Настя засмеялась, грациозно спрыгнула с кровати и не менее грациозно удалилась.

Я смотрел ей вслед и думал, что вечно можно смотреть вовсе не на горящий огонь и текущую воду, и уж, тем более, не на то, как тебе выдают зарплату. Зарплата тут у нас, вообще, никому никуда не стучала. Вечно можно смотреть только на любимую женщину. Да… Вот такой я теперь романтик.

До сих пор не знаю, кто и за какие заслуги преподнес мне такой подарок, но обратно я его теперь точно не отдам. Ни за что. Насте было двадцать восемь лет. Когда-то, в другой и далекой жизни она была архитектором, в какой-то степени моим коллегой. Даже училась в том же ВУЗе, только, конечно, позднее. Мужа и детей не было. Не сложилось.

Зато была красота. Красота завораживающая, нездешняя и зовущая. Прекрасное Далеко…

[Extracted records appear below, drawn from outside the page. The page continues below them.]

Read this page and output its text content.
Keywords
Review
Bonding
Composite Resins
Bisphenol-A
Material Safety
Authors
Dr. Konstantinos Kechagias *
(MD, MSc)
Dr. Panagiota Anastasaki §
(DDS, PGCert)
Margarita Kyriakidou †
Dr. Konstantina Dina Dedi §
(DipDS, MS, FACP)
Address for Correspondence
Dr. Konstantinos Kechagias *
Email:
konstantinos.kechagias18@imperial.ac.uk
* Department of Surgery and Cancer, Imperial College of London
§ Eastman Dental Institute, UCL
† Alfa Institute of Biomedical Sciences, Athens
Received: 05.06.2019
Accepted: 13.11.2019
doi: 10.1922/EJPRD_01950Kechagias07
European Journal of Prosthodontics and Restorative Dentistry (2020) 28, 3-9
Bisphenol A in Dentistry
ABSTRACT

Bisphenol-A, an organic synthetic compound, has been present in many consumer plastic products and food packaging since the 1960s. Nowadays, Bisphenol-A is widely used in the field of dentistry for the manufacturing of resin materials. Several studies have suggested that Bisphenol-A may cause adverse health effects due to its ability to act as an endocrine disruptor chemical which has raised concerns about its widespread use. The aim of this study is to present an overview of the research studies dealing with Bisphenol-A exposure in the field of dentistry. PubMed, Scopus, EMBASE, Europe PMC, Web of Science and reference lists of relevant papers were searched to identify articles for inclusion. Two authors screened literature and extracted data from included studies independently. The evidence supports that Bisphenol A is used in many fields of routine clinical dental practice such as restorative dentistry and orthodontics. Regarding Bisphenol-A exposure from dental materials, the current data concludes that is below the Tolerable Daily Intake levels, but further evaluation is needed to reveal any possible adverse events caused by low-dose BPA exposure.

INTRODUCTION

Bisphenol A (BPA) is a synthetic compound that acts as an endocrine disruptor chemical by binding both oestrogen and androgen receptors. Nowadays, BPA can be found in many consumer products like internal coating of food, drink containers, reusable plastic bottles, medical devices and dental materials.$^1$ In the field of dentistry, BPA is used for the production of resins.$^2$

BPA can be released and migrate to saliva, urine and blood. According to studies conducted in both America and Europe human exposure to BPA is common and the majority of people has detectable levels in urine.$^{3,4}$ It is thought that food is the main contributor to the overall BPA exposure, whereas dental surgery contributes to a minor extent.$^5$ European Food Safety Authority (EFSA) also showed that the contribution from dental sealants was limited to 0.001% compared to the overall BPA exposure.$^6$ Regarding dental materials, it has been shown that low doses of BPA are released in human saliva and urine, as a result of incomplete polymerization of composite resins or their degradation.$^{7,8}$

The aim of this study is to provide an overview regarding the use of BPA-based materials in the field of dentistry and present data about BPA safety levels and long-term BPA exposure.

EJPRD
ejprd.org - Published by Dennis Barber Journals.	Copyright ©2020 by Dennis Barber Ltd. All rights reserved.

Смотря на Настю, я видел какую-то фантастическую смесь глубокой чувственности, мягкой женственности и дикой первобытной сексуальности. Девушка с лицом и фигурой богини. Квинтэссенция всех эталонов мужской мечты, обладающая, в то же время, яркой и неповторимой индивидуальностью. Я естественно знал поговорку про то, что любовь слепа или зла, но тут она была точно неприменима. Настя была очень красива. Совершенно объективно. А уж последнее время, после произошедших с ней и со мной метаморфоз, она для меня вообще, кажется, вышла за пределы такого понятия, как красота. Она буквально светилась изнутри, и если бы в этом Городе могли расти цветы, то они, наверное, росли бы там, где ступала ее нога.

А самое главное, Настя была красива внутри. Ее душа была для меня теперь, как раскрытая книга, впрочем, как и моя для нее, и в этой душе я видел совершенство… Особенно во время того, чем мы тут теперь занимались ночами, да и днями, напролет, словно два обезумевших кролика. Это был никакой не секс, не занятия любовью, не соитие… Ни одно из этих определений совершенно не подходило. Физический контакт только запускал некий сложный многоплановый процесс, названия которому не было ни в одном языке мира. Слияние и полное проникновение друг в друга двух душ, двух миров, двух Вселенных. Симфония чувств. Гармония Жизни. Не было ни Егора, ни Насти. Была только бесконечная Река, в волнах которой переплетались и растворялись наши «я». Река струилась сквозь мир, космос и время. То бурная и страстная на извилистых горных порогах, то величественная и неспешная среди зеленых цветущих полей. Мы становились одной надмировой соборной сущностью с единой памятью, мыслями и эмоциями… И потом, когда мы наконец отрывались друг от друга, тяжело дыша в сладком изнеможении, какая-то часть нас так и оставалась целостной, общей, связывающей меня и ее с каждым разом все сильнее и сильнее, а изменения, происходящие с нами, перешагивали очередную ступень лестницы, уводящей нас все дальше и дальше от обычных людей.